I ask Kevin for a coffee and he looks slightly bewildered. But it’s cold, I’m driving and all the talk of formaldehyde has me nervous. He disappears out through a door that leads into a larger lounge and the last I see of him is when he is out in the yard going in the direction of a house next door. Will he return with an axe, I wonder? No. Ten minutes later he returns with a tray of coffee and biscuits, which I realise has come from his own kitchen. Hospitality at its finest.
For the local history, Kevin advises me to visit one Willie White, a retired man who writes a column called ‘Times Past’ for the Carlow Nationalist, and has published several books on local history. I did arrange a visit afterwards and met Willie in his home, a man who had so much information it would warrant a separate book. But he'd already done all that. He invited me to return at some point and promised a tour of that oddball cult in the castle. I might take him up someday when my faith needs a change of direction.

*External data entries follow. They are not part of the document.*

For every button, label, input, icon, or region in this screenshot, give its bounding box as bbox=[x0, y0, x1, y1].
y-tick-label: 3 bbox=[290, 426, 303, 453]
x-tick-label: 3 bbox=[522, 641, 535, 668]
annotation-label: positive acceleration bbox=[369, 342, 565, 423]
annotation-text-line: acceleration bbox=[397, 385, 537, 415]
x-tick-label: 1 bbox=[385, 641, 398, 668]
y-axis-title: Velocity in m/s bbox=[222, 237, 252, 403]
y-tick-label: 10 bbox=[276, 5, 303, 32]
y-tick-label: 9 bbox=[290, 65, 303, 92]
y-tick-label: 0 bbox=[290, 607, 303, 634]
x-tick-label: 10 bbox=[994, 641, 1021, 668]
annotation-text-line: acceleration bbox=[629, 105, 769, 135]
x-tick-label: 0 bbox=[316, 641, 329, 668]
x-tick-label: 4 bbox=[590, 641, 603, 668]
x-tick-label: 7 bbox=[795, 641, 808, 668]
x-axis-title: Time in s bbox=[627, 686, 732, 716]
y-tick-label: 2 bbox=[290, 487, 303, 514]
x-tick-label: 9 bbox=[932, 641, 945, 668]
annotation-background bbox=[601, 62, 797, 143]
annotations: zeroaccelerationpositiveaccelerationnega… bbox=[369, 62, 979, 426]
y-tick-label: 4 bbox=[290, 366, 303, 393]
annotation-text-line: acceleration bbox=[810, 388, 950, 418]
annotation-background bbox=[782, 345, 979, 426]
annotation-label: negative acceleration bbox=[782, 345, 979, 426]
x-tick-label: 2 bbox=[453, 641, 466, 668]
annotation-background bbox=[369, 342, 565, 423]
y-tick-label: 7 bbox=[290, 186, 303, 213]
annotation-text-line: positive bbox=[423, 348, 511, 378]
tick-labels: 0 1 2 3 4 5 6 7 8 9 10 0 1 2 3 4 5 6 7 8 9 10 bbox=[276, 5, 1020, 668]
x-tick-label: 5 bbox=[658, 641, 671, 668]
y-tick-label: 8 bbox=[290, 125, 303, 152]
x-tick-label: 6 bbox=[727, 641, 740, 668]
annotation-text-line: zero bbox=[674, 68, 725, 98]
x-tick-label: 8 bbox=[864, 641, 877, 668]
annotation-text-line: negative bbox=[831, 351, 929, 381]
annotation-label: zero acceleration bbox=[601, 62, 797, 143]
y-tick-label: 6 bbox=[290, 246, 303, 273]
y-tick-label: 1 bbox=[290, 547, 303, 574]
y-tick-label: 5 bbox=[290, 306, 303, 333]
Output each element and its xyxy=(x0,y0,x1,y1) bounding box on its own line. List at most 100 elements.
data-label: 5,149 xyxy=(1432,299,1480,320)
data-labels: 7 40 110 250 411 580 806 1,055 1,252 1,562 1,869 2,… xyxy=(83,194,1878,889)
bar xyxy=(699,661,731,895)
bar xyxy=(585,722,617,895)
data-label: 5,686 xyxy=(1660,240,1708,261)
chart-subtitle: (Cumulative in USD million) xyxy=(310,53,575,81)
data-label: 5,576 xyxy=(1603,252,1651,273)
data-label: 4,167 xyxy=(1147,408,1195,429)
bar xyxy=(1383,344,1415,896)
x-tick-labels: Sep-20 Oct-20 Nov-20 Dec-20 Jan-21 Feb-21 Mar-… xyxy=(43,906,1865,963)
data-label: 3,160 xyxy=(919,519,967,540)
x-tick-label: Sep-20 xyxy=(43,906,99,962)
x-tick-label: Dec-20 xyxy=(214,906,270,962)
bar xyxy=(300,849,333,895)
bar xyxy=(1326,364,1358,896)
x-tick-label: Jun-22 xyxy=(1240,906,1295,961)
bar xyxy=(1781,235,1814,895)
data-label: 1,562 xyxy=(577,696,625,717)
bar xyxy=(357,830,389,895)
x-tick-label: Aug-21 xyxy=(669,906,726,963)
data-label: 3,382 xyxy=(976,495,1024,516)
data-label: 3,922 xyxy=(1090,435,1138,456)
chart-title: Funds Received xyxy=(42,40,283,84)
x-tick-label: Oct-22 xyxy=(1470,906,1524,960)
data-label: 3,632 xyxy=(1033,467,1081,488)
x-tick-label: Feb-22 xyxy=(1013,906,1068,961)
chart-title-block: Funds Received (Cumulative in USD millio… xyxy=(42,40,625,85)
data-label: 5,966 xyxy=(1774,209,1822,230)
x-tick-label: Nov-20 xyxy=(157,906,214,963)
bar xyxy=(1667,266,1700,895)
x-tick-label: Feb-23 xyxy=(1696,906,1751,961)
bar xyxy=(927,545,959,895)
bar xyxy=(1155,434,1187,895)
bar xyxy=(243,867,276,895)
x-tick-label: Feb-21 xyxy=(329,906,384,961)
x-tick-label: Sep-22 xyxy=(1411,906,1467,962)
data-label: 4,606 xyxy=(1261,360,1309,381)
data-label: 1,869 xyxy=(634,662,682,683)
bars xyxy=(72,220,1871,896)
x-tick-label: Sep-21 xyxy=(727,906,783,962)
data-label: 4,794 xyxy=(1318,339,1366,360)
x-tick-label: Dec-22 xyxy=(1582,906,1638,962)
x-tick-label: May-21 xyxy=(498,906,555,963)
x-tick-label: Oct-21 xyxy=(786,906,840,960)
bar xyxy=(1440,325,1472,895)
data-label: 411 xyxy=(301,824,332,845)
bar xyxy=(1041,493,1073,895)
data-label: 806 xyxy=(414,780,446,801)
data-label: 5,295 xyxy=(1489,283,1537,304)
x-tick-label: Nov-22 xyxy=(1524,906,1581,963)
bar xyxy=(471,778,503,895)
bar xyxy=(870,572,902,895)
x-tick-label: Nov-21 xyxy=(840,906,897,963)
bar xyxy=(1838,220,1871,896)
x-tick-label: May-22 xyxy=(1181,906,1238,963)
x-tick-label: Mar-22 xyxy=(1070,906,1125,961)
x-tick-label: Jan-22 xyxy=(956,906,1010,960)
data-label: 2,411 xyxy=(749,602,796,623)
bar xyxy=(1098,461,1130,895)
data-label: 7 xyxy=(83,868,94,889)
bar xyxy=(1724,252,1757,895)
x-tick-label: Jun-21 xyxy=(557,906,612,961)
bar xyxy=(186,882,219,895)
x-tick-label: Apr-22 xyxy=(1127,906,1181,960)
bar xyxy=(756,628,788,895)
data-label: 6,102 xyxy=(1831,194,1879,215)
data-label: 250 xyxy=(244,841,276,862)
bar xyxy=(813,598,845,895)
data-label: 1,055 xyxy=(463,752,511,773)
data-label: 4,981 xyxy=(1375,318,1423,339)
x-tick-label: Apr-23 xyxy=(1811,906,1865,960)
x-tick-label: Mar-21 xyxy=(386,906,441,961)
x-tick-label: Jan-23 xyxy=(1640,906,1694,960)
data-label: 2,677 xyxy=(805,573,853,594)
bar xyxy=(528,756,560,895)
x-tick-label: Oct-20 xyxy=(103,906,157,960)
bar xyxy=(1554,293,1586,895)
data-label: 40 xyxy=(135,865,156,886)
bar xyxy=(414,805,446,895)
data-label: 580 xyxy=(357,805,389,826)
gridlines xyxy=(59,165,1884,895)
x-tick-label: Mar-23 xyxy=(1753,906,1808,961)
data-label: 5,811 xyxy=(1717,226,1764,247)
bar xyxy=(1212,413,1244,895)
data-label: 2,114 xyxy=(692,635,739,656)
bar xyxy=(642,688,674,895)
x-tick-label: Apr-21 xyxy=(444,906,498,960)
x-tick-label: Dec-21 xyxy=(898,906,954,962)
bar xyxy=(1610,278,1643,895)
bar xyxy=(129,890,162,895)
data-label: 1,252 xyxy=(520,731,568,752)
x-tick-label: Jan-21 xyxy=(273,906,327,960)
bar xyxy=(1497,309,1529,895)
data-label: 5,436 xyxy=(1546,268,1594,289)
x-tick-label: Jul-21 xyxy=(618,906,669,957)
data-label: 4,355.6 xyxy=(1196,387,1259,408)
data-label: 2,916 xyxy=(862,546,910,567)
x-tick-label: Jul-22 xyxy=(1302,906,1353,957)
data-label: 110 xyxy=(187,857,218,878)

After a general chat with Kevin Osbourne, I ask the best and quickest route out of town, hoping it’s the opposite way to the torturous road I had just come in on. Unfortunately, he tells me that if I’m heading back to Dublin, then the way I came in was the only way out.
He watches from the door as I wave, then head the opposite way once he goes back in. Can’t face that road twice in the one day. But I should have taken the advice of Willie White, offered in one of his columns for the Carlow Nationalist. “If you want to know where you are going, the best thing to do is to look back and see where you came from.”
Over an hour later I find myself frustrated, approaching Clonegal once more, having done an annoying and very peculiar circle that didn’t seem to be there on the map. Much like the large circles that appeared on the playing fields. But aren’t there large circles on every playing field?